Waste Prevention Is Answer
US EPA notes that per-capita waste generation has nearly doubled since 1960, from 2.7 to 4.41 pounds per day in 2003 and tells us that "[t]he most effective way to stop this trend is by preventing waste from being generated in the first place."
Looking for Solutions
Despite municipal recycling, recycling rates have been stagnant since the mid-1990s and the amount of waste keeps growing. Local communities have been shouldering the burden of cleaning up after producers and consumers of wasteful products. By subsidizing wasteful product makers, we’re providing welfare for waste.
Enabling the Throw-away Society
The convenience of weekly waste collection masked the growth in resource consumption. The use of toxic components in everyday products that were thrown away introduced public risks from landfills and incinerators. Public costs were growing, while real incentives for producers and consumers to avoid waste were lacking. Even municipal recycling programs failed to achieve hoped-for results, because most products were not designed for recycling.
Local governments are struggling to keep up with the growing volumes of waste in their communities. Consider these figures from US EPA for 2007:
- Since 1960 throw-away products and packaging waste has tripled – growing at more than twice the rate of population growth.
- Despite municipal recycling efforts, we are sending more throw-away products and packaging to landfills and incinerators today (122.9 million tons) than we did in 1990 (117.5 million tons).
- Nearly three-quarters of the waste we generate is throw-away products and packaging.
At A Crossroads
We as a society are grappling with where to go and what to do with our waste management system. Consumers are becoming more aware of the quantity of waste every household generates, businesses are becoming aware of consumers’ changing attitudes and behavior, local governments are trying to manage reduced budgets and increased waste, and the environmental community is discussing the next variations of the waste management system.
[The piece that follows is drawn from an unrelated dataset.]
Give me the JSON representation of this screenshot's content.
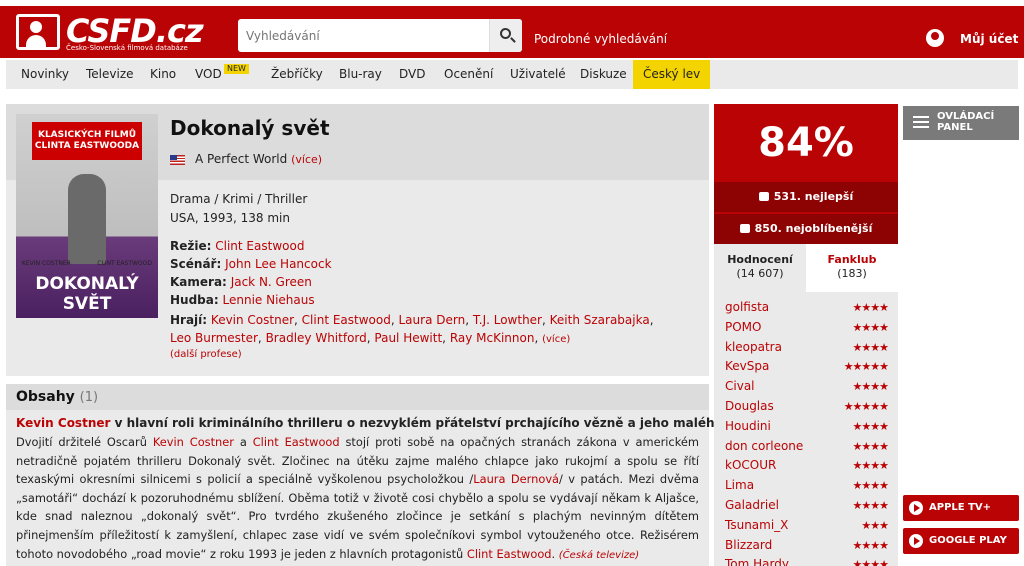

PPI asserts that Extended Producer Responsibility is the way of the future for our waste management system. EPR is a policy that ensures that those who design, market and use products and packaging are responsible for ensuring that these goods do not become environmental liabilities.
Resources
- A Short History of Waste By Helen Spiegelman. Product Policy Institute, March 2007
- Unintended Consequences: Waste Management and the Throwaway Society By Helen Spiegelman and Bill Sheehan. Product Policy Institute, March 2005
- The Next Frontier for Municipal Solid Waste, Spiegelman and Sheehan, BioCycle, February 2006
- Change in Waste Graphic** (PPI)
** For turn of the century New York City, see Morse, W.F. 1908. The Collection and Disposal of Municipal Waste. The Municipal Journal and Engineer, New York, NY, USA. and Parsons, H. de B. 1906. The Disposal of Municipal Refuse, John Wiley & Co., New York, NY, USA. For 1960 on see US EPA data at http://www.epa.gov/epawaste/nonhaz/municipal/msw99.htm PPI’s report, Unintended Consequences, used US EPA 2003. Municipal Solid Waste in the United States: 2001 Facts and Figures. The picture has not changed substantially since.